BY: TYLER FYFE
This generation is twice as likely to buy from companies who choose to positively impact society than from companies whose spines develop scoliosis as they bow to The Dollar. According to two separate studies, Millennials are more likely to seek out authentic social mandates than to be baited by glossy advertisements or labels. When Baby Boomers said that Millennials were entitled they had the right idea of determination, but arrived at entirely the wrong conclusion—Millennials aren’t entitled, they are mission-driven.
2015 was a landmark year that saw allegedly “lazy” Millennials use their spending power to influence politics and the economy rather than be victims of it. The Modern Slavery Act was passed requiring all UK firms to prove they have no connections to slave labour. Climate deniers lost the war on sustainable policy at COP 21, their tears theoretically cooling the planet momentarily. And last, but not least, Gucci, Prada and Louis Vuitton slumped in sales, which deserves celebration because there are few things as repulsive as a person flaunting the fact that their handbag is worth double the threshold of the poverty line for a four-person American family.
But this was just a tremor before a double digit magnitude earthquake rocks the foundation of greed and sends beady-eyed billionaires flying through the panoramic windows of their corner offices. Ninety two million Millennials, the largest generation in US history, have a purchasing power of anywhere between $200 billion and $890 billion annually. And we do not see ourselves as salivating consumers. We see ourselves a drivers of culture in the globalized world. Where as Baby Boomers are overwhelmingly concerned with their own financial security, when asked to name the greatest civic issue, according to 2015 research, over one quarter of Millennials said equal rights and equal pay should take priority. Nineteen percent said environmental sustainability should take priority.The $6.57 trillion worth of sustainable investments currently under US management will only mushroom as the burden of student debt boils off.
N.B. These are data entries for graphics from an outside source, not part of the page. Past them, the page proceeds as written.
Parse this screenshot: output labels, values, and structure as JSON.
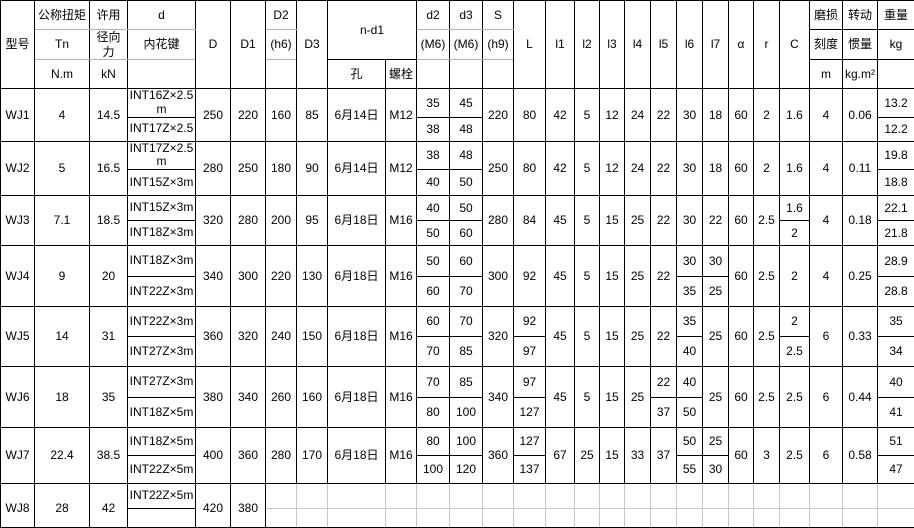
{
  "table": {
    "header": {
      "model": "型号",
      "torque": [
        "公称扭矩",
        "Tn",
        "N.m"
      ],
      "radial": [
        "许用",
        "径向力",
        "kN"
      ],
      "spline": [
        "d",
        "内花键",
        ""
      ],
      "D": "D",
      "D1": "D1",
      "D2": [
        "D2",
        "(h6)",
        ""
      ],
      "D3": "D3",
      "nd1": "n-d1",
      "hole": "孔",
      "bolt": "螺栓",
      "d2": [
        "d2",
        "(M6)",
        ""
      ],
      "d3": [
        "d3",
        "(M6)",
        ""
      ],
      "S": [
        "S",
        "(h9)",
        ""
      ],
      "L": "L",
      "l1": "l1",
      "l2": "l2",
      "l3": "l3",
      "l4": "l4",
      "l5": "l5",
      "l6": "l6",
      "l7": "l7",
      "alpha": "α",
      "r": "r",
      "C": "C",
      "wear": [
        "磨损",
        "刻度",
        "m"
      ],
      "inertia": [
        "转动",
        "惯量",
        "kg.m²"
      ],
      "weight": [
        "重量",
        "kg",
        ""
      ]
    },
    "rows": [
      {
        "model": "WJ1",
        "tn": "4",
        "kn": "14.5",
        "spline": [
          "INT16Z×2.5m",
          "INT17Z×2.5"
        ],
        "D": "250",
        "D1": "220",
        "D2": "160",
        "D3": "85",
        "hole": "6月14日",
        "bolt": "M12",
        "d2": [
          "35",
          "38"
        ],
        "d3": [
          "45",
          "48"
        ],
        "S": "220",
        "L": "80",
        "l1": "42",
        "l2": "5",
        "l3": "12",
        "l4": "24",
        "l5": "22",
        "l6": "30",
        "l7": "18",
        "alpha": "60",
        "r": "2",
        "C": "1.6",
        "wear": "4",
        "inertia": "0.06",
        "weight": [
          "13.2",
          "12.2"
        ]
      },
      {
        "model": "WJ2",
        "tn": "5",
        "kn": "16.5",
        "spline": [
          "INT17Z×2.5m",
          "INT15Z×3m"
        ],
        "D": "280",
        "D1": "250",
        "D2": "180",
        "D3": "90",
        "hole": "6月14日",
        "bolt": "M12",
        "d2": [
          "38",
          "40"
        ],
        "d3": [
          "48",
          "50"
        ],
        "S": "250",
        "L": "80",
        "l1": "42",
        "l2": "5",
        "l3": "12",
        "l4": "24",
        "l5": "22",
        "l6": "30",
        "l7": "18",
        "alpha": "60",
        "r": "2",
        "C": "1.6",
        "wear": "4",
        "inertia": "0.11",
        "weight": [
          "19.8",
          "18.8"
        ]
      },
      {
        "model": "WJ3",
        "tn": "7.1",
        "kn": "18.5",
        "spline": [
          "INT15Z×3m",
          "INT18Z×3m"
        ],
        "D": "320",
        "D1": "280",
        "D2": "200",
        "D3": "95",
        "hole": "6月18日",
        "bolt": "M16",
        "d2": [
          "40",
          "50"
        ],
        "d3": [
          "50",
          "60"
        ],
        "S": "280",
        "L": "84",
        "l1": "45",
        "l2": "5",
        "l3": "15",
        "l4": "25",
        "l5": "22",
        "l6": "30",
        "l7": "22",
        "alpha": "60",
        "r": "2.5",
        "C": [
          "1.6",
          "2"
        ],
        "wear": "4",
        "inertia": "0.18",
        "weight": [
          "22.1",
          "21.8"
        ]
      },
      {
        "model": "WJ4",
        "tn": "9",
        "kn": "20",
        "spline": [
          "INT18Z×3m",
          "INT22Z×3m"
        ],
        "D": "340",
        "D1": "300",
        "D2": "220",
        "D3": "130",
        "hole": "6月18日",
        "bolt": "M16",
        "d2": [
          "50",
          "60"
        ],
        "d3": [
          "60",
          "70"
        ],
        "S": "300",
        "L": "92",
        "l1": "45",
        "l2": "5",
        "l3": "15",
        "l4": "25",
        "l5": "22",
        "l6": [
          "30",
          "35"
        ],
        "l7": [
          "30",
          "25"
        ],
        "alpha": "60",
        "r": "2.5",
        "C": "2",
        "wear": "4",
        "inertia": "0.25",
        "weight": [
          "28.9",
          "28.8"
        ]
      },
      {
        "model": "WJ5",
        "tn": "14",
        "kn": "31",
        "spline": [
          "INT22Z×3m",
          "INT27Z×3m"
        ],
        "D": "360",
        "D1": "320",
        "D2": "240",
        "D3": "150",
        "hole": "6月18日",
        "bolt": "M16",
        "d2": [
          "60",
          "70"
        ],
        "d3": [
          "70",
          "85"
        ],
        "S": "320",
        "L": [
          "92",
          "97"
        ],
        "l1": "45",
        "l2": "5",
        "l3": "15",
        "l4": "25",
        "l5": "22",
        "l6": [
          "35",
          "40"
        ],
        "l7": "25",
        "alpha": "60",
        "r": "2.5",
        "C": [
          "2",
          "2.5"
        ],
        "wear": "6",
        "inertia": "0.33",
        "weight": [
          "35",
          "34"
        ]
      },
      {
        "model": "WJ6",
        "tn": "18",
        "kn": "35",
        "spline": [
          "INT27Z×3m",
          "INT18Z×5m"
        ],
        "D": "380",
        "D1": "340",
        "D2": "260",
        "D3": "160",
        "hole": "6月18日",
        "bolt": "M16",
        "d2": [
          "70",
          "80"
        ],
        "d3": [
          "85",
          "100"
        ],
        "S": "340",
        "L": [
          "97",
          "127"
        ],
        "l1": "45",
        "l2": "5",
        "l3": "15",
        "l4": "25",
        "l5": [
          "22",
          "37"
        ],
        "l6": [
          "40",
          "50"
        ],
        "l7": "25",
        "alpha": "60",
        "r": "2.5",
        "C": "2.5",
        "wear": "6",
        "inertia": "0.44",
        "weight": [
          "40",
          "41"
        ]
      },
      {
        "model": "WJ7",
        "tn": "22.4",
        "kn": "38.5",
        "spline": [
          "INT18Z×5m",
          "INT22Z×5m"
        ],
        "D": "400",
        "D1": "360",
        "D2": "280",
        "D3": "170",
        "hole": "6月18日",
        "bolt": "M16",
        "d2": [
          "80",
          "100"
        ],
        "d3": [
          "100",
          "120"
        ],
        "S": "360",
        "L": [
          "127",
          "137"
        ],
        "l1": "67",
        "l2": "25",
        "l3": "15",
        "l4": "33",
        "l5": "37",
        "l6": [
          "50",
          "55"
        ],
        "l7": [
          "25",
          "30"
        ],
        "alpha": "60",
        "r": "3",
        "C": "2.5",
        "wear": "6",
        "inertia": "0.58",
        "weight": [
          "51",
          "47"
        ]
      },
      {
        "model": "WJ8",
        "tn": "28",
        "kn": "42",
        "spline": [
          "INT22Z×5m",
          ""
        ],
        "D": "420",
        "D1": "380",
        "D2": [
          "",
          ""
        ],
        "D3": [
          "",
          ""
        ],
        "hole": [
          "",
          ""
        ],
        "bolt": [
          "",
          ""
        ],
        "d2": [
          "",
          ""
        ],
        "d3": [
          "",
          ""
        ],
        "S": [
          "",
          ""
        ],
        "L": [
          "",
          ""
        ],
        "l1": [
          "",
          ""
        ],
        "l2": [
          "",
          ""
        ],
        "l3": [
          "",
          ""
        ],
        "l4": [
          "",
          ""
        ],
        "l5": [
          "",
          ""
        ],
        "l6": [
          "",
          ""
        ],
        "l7": [
          "",
          ""
        ],
        "alpha": [
          "",
          ""
        ],
        "r": [
          "",
          ""
        ],
        "C": [
          "",
          ""
        ],
        "wear": [
          "",
          ""
        ],
        "inertia": [
          "",
          ""
        ],
        "weight": [
          "",
          ""
        ],
        "unformatted_from": "D2"
      }
    ]
  }
}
Millennials are less likely to associate excess with happiness. We have either experienced the guilt and alienation of excess or the nail-scraping struggle of shortage. We have watched a waist trainer wrap around the middle class until it became an hourglass economy. We have at our fingertips the history lessons to know that pinhole focus on profitability always comes at the cost of equality and sustainability. So we will choose stakeholders over shareholders every time.
So when Generation X researcher Jean Twenge popularized the idea that our generation is narcissistic, she was misinterpreting our intrinsic motivations, things like self-acceptance, autonomy and community ties, by viewing them through her own neoliberal attitude.
Because we do not care about politics less than previous generations. Millennials just define politics differently, beyond the immediacy of the political race to the looming social and environmental problems electoral politics is slow to address. We are not just individuals. We are a network of individuals.
Power has migrated from politics to private enterprise. And we are Digital Natives—it takes only a five minute Google search to understand that there is a feedback loop between those who buy and those who sell. We want companies that treat their employees with respect. We want companies that treat their customers with respect. We want companies that treat the broader community with respect. We want companies that treat the earth with respect. And as Digital Natives, we can and we will hold accountable companies who choose profit over purpose with the same weapon that they themselves use against society—apathy.